“The Analytic Connection Between the Magnetic and the Non-magnetic Compton Scattering Relativistic Cross Sections”
Zach Doctor, Mentor Peter Gonthier

This research investigates the analytical relationship between the magnetic, relativistic Compton scattering cross section derived from Quantum Electrodynamics principles and the non-magnetic, relativistic Klein-Nishina cross section. Both cross sections are the lowest-order solutions of the Dirac equation that exhibit polarization and spin dependence. In a separate study, we developed concise analytics describing the polarization-dependent and spin-averaged cross section of Compton scattering in strong magnetic fields.

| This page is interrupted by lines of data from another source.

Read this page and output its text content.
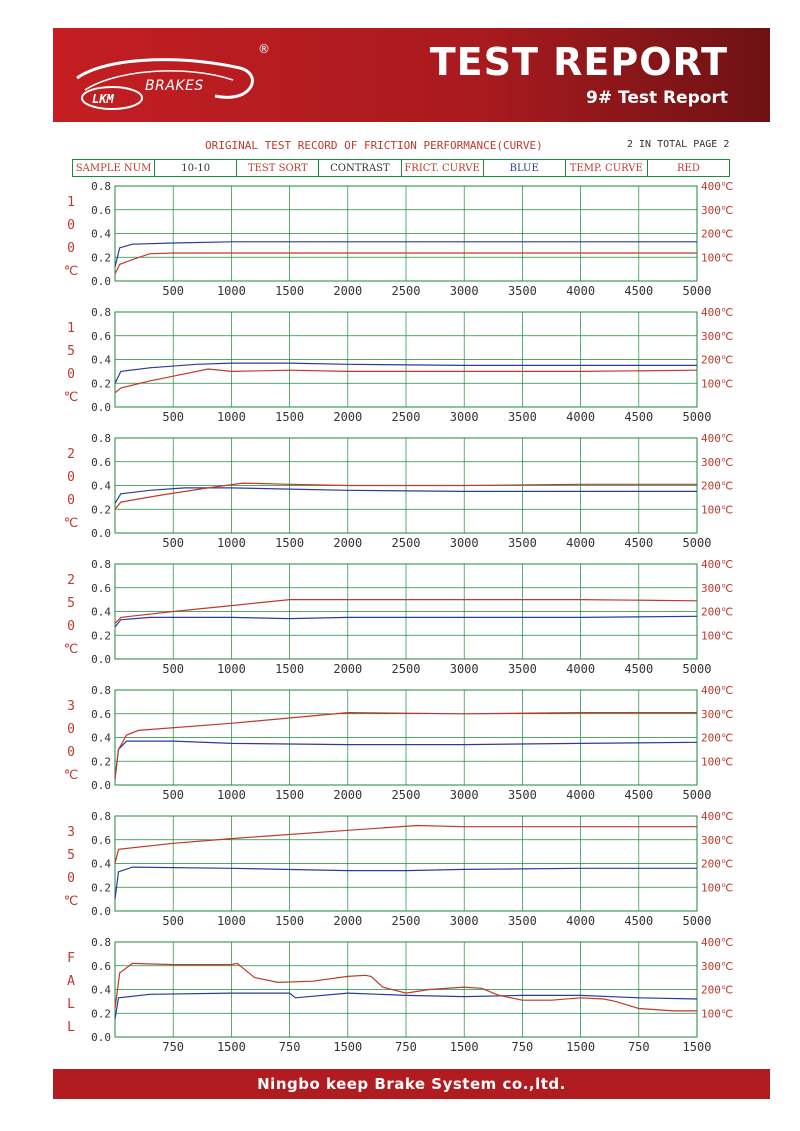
LKM
BRAKES
®	TEST REPORT
9# Test Report
ORIGINAL TEST RECORD OF FRICTION PERFORMANCE(CURVE)	2 IN TOTAL PAGE 2
SAMPLE NUM	10-10	TEST SORT	CONTRAST	FRICT. CURVE	BLUE	TEMP. CURVE	RED
0.0
0.2
0.4
0.6
0.8
100℃
200℃
300℃
400℃
500	1000 1500 2000 2500 3000 3500 4000 4500 5000
1
0
0
℃
0.0
0.2
0.4
0.6
0.8
100℃
200℃
300℃
400℃
500	1000 1500 2000 2500 3000 3500 4000 4500 5000
1
5
0
℃
0.0
0.2
0.4
0.6
0.8
100℃
200℃
300℃
400℃
500	1000 1500 2000 2500 3000 3500 4000 4500 5000
2
0
0
℃
0.0
0.2
0.4
0.6
0.8
100℃
200℃
300℃
400℃
500	1000 1500 2000 2500 3000 3500 4000 4500 5000
2
5
0
℃
0.0
0.2
0.4
0.6
0.8
100℃
200℃
300℃
400℃
500	1000 1500 2000 2500 3000 3500 4000 4500 5000
3
0
0
℃
0.0
0.2
0.4
0.6
0.8
100℃
200℃
300℃
400℃
500	1000 1500 2000 2500 3000 3500 4000 4500 5000
3
5
0
℃
0.0
0.2
0.4
0.6
0.8
100℃
200℃
300℃
400℃
750	1500	750	1500	750	1500	750	1500	750	1500
F
A
L
L
Ningbo keep Brake System co.,ltd.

Both cross sections display distinctly different kinematic behaviors, particularly in intense magnetic field environments within the magnetospheres of highly magnetic neutron stars known as magnetars. In these contexts, quantized states known as Landau states play a crucial role in characterizing the perpendicular energies relative to the magnetic field. While the initial electron or positron is in the ground state and at rest, the final state can be excited to a maximum Landau state dependent on the incident photon energy and magnetic field. Therefore, the comparison requires summing all contributing final Landau states and averaging over spin states. Our previous work established a numerical equivalence between these two cross sections, highlighting the potential for an underlying analytical connection. The primary objective of this research is to lay the groundwork for a comprehensive article intended to be submitted to a peer-reviewed journal.
 
“An Examination of Nonlinear Collisionless Magnetic Reconnection through Eigenmode Decomposition”
Nathan Stolnicki, Mentor Zach Williams

Plasma, commonly referred to as the fourth state of matter, is a hot, electrically charged gas that is prone to various instabilities. These instabilities are responsible for coronal mass ejections, solar flares, as well as degrading confinement in fusion reactions. This work examines the nonlinear evolution of collisionless magnetic reconnection as brought about by the tearing instability. Simulations are performed using the Dedalus code to model magnetic reconnection through a linear eigenmode decomposition. Stable mode dynamics are observed to play a significant role in the nonlinear evolution of reconnection, with contributions from a linearly damped mode comparable to the dominant unstable mode at the same spatial scale. The participation and necessity of the stable mode in nonlinear reconnection activity are highlighted.